For my current project I need to merge some dataframes based on time intervals. There are of course plenty of answers for this question, for example, I used answer from this question previously and it works great, but it involves double for-cycles.

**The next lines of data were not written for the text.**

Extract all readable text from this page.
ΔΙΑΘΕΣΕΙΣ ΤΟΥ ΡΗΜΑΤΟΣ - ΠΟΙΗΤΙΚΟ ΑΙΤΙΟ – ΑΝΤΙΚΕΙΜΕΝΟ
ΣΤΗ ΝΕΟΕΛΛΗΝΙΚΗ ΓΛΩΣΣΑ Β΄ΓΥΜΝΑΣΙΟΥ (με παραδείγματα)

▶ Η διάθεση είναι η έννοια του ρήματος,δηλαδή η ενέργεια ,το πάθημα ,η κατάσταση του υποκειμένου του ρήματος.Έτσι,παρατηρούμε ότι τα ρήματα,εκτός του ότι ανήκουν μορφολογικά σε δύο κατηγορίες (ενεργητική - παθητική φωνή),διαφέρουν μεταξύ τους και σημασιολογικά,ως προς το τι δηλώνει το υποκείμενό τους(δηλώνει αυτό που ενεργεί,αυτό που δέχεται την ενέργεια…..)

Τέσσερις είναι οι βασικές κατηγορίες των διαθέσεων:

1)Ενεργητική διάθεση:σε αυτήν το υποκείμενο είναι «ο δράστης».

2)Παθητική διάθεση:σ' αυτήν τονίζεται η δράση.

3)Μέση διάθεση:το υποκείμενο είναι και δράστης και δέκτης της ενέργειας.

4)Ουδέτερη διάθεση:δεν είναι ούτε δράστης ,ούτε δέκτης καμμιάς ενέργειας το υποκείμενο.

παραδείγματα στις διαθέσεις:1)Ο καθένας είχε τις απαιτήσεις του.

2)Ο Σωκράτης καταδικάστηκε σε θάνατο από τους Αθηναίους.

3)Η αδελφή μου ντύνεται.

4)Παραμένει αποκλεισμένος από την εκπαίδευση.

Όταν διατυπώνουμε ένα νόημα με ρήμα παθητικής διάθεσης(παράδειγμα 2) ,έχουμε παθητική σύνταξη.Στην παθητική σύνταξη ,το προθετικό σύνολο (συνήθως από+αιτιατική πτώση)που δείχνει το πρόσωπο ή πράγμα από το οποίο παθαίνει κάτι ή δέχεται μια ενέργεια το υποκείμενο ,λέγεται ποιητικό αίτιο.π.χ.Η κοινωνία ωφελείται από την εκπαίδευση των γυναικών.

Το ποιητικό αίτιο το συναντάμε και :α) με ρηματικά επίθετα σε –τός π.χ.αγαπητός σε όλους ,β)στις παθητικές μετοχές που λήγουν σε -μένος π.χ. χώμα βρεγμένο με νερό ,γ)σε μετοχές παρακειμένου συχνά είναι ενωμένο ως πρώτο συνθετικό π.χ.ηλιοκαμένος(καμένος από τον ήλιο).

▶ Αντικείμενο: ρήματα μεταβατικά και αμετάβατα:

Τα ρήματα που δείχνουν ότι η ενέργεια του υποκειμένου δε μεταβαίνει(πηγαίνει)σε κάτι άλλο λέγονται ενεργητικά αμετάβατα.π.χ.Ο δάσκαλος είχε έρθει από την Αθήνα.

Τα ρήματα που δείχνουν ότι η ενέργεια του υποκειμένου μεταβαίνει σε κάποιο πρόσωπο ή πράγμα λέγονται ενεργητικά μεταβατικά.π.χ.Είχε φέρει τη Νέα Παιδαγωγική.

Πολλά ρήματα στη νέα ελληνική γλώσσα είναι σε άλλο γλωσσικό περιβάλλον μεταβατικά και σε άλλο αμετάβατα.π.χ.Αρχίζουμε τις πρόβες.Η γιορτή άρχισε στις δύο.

This current issues is this. I have a series of ~500 dataframes similar to df_1 here:
time value
42 2020-07-01 00:57:16 0.356310
43 2020-07-01 01:00:20 0.472270
44 2020-07-01 03:33:40 0.356310
45 2020-07-01 03:45:37 0.356310
46 2020-07-01 03:57:51 0.425053
47 2020-07-01 05:29:20 0.340471
and they need to have event
column joined from df_2:
start end event
49 2020-07-01 03:07:16 2020-07-01 03:09:51 1.0
50 2020-07-01 03:09:51 2020-07-01 03:12:30 1.0
54 2020-07-01 03:21:21 2020-07-01 03:24:46 1.0
58 2020-07-01 03:33:40 2020-07-01 03:36:43 1.0
59 2020-07-01 03:36:43 2020-07-01 03:39:33 1.0
60 2020-07-01 03:39:33 2020-07-01 03:42:57 1.0
in case df_1.time
falls between df_2.start
and df_2.end
so that in the end I can get:
time value event
42 2020-07-01 00:57:16 0.356310 NaN
43 2020-07-01 01:00:20 0.472270 NaN
44 2020-07-01 03:33:40 0.356310 1.0
45 2020-07-01 03:45:37 0.356310 NaN
46 2020-07-01 03:57:51 0.425053 NaN
47 2020-07-01 05:29:20 0.340471 NaN
The problem is that as I said, I have ~500 dataframes similar to df_1 with over 10k records each and df_2 itself is ~40000 rows long. So looping over all of the rows is out of the question. It will take and exorbitant amount of time.
But for the life of me I can't find any vectorized method in Pandas that can be used for that purpose. Any ideas?